Let’s talk about comparisons. I have spent a majority of my life entangled
in this never-ending cycle of “he’s smarter than me”, “she’s faster than
me”, “they’ll go to a better school than me”, and any other he/she/they is
please fill in the blank here than me. It’s funny because everyone says not
to compare yourself to others, yet society continually sets up to fall
right into them, especially in high school. College applications are, in
essence, comparisons. Did you fill out this pre-designed checklist of the
“perfect, well-rounded” student better than everyone else vying for those
ever decreasing spots at the top colleges and universities? And I wasted so
much of high school comparing myself to my peers, I lost myself in the
process. So, when I found Global Citizen Year, I thought I was finally done
with this game of comparisons.

Boarding the plane to Stanford, resolve in my decision to experience Brasil
for 8 months only strengthened. This upcoming year was a new chapter in
life, one free of comparisons and full of self-assurance and love. Ashanti
Waters, our opening speaker, led a workshop on removing the masks we all
wear. His words “comparisons are the thieves of happiness” resounded with
me. I was more determined than ever not to let comparisons ruin this
life-changing experience. Then, as I mingled with other Fellows,
comparisons wormed their way in and I began to doubt choosing Brazil. All I
could think was “I wimped out choosing Brasil. It is not even that
different from the United States. Senegal would have been much more of a
cultural challenge”, and these thoughts trampled my entire week in
Stanford. The night before we were set to leave for Brasil, I called my mom
and all those thoughts that had been eating away at me came spilling out.
After listening patiently, she said that I chose Brasil for a reason, and,
like moms always are, she was right. Those thoughts were not because of my
own doubt but my comparisons to others. The day we left for Brasil was one
of happiness and excitement. I was leaving the thoughts, the doubts, the
comparisons over 4,000 miles away.

Arriving at my host family, my stomach was in knots.

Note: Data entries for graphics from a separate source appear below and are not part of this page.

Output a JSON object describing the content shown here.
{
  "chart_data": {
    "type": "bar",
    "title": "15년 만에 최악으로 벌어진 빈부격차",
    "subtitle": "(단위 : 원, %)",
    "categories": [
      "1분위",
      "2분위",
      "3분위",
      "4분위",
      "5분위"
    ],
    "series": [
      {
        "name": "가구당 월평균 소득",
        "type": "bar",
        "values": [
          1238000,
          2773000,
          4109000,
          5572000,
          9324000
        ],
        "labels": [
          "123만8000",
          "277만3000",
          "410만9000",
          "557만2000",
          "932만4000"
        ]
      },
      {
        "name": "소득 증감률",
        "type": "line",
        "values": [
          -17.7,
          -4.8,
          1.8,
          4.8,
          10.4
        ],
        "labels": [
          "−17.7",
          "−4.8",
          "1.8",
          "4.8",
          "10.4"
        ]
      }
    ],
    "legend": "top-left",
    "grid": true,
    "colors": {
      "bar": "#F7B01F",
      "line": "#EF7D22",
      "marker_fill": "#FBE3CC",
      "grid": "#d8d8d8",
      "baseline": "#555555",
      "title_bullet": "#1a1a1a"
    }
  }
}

I was living with this
family without knowing anything besides their names and professions. When I
saw them coming out of the faded, blue house, my nervousness fell away.
They were so patient with my lack of Portuguese and so welcoming to allow
me, a complete stranger, into their home. Everything was fine until my
expectations began to crumble under reality. I turned to WhatsApp for my
fellow Fellows’ tales of their host families. I anticipated similar stories
of plain rice and beans and a calm night in; instead, stories of wild car
rides, beach trips, and Brazilian feasts floated across my dimly lit
screen. Slowly, those icky comparisons cracked through my feelings of
happiness with my family, through my perceived language “skills”, and
through my little neighborhood. My first night with my new family was
stolen away by my tendency for comparisons. I had no idea what to do. If
moving halfway across the world did not stop my comparisons, what would?
Then, after a family trip to the beach, the comparisons ended. Spending a
day engrossed fully in Brazilian culture left me too busy to even think of
comparing to anything. The more I explored Florianópolis, the more I talked
with the people living here, the more brigadeiros and Caldo de Cana I ate
the more the comparisons just disappeared.

Ashanti was right to say “comparisons are the thieves of happiness”, but I
was wrong to think comparisons would simply stop with high school
graduation. Out of the many lessons this first month in Brasil has taught
me, being fully present in everything you do feels the most important right
now. Just be content with who you are and where you are at is the easiest
step in reclaiming all the happiness we lose to comparisons. So, next time
I try and compare my experience to someone else’s, I remind myself that all
lives are different and an experience like this is truly incomparable.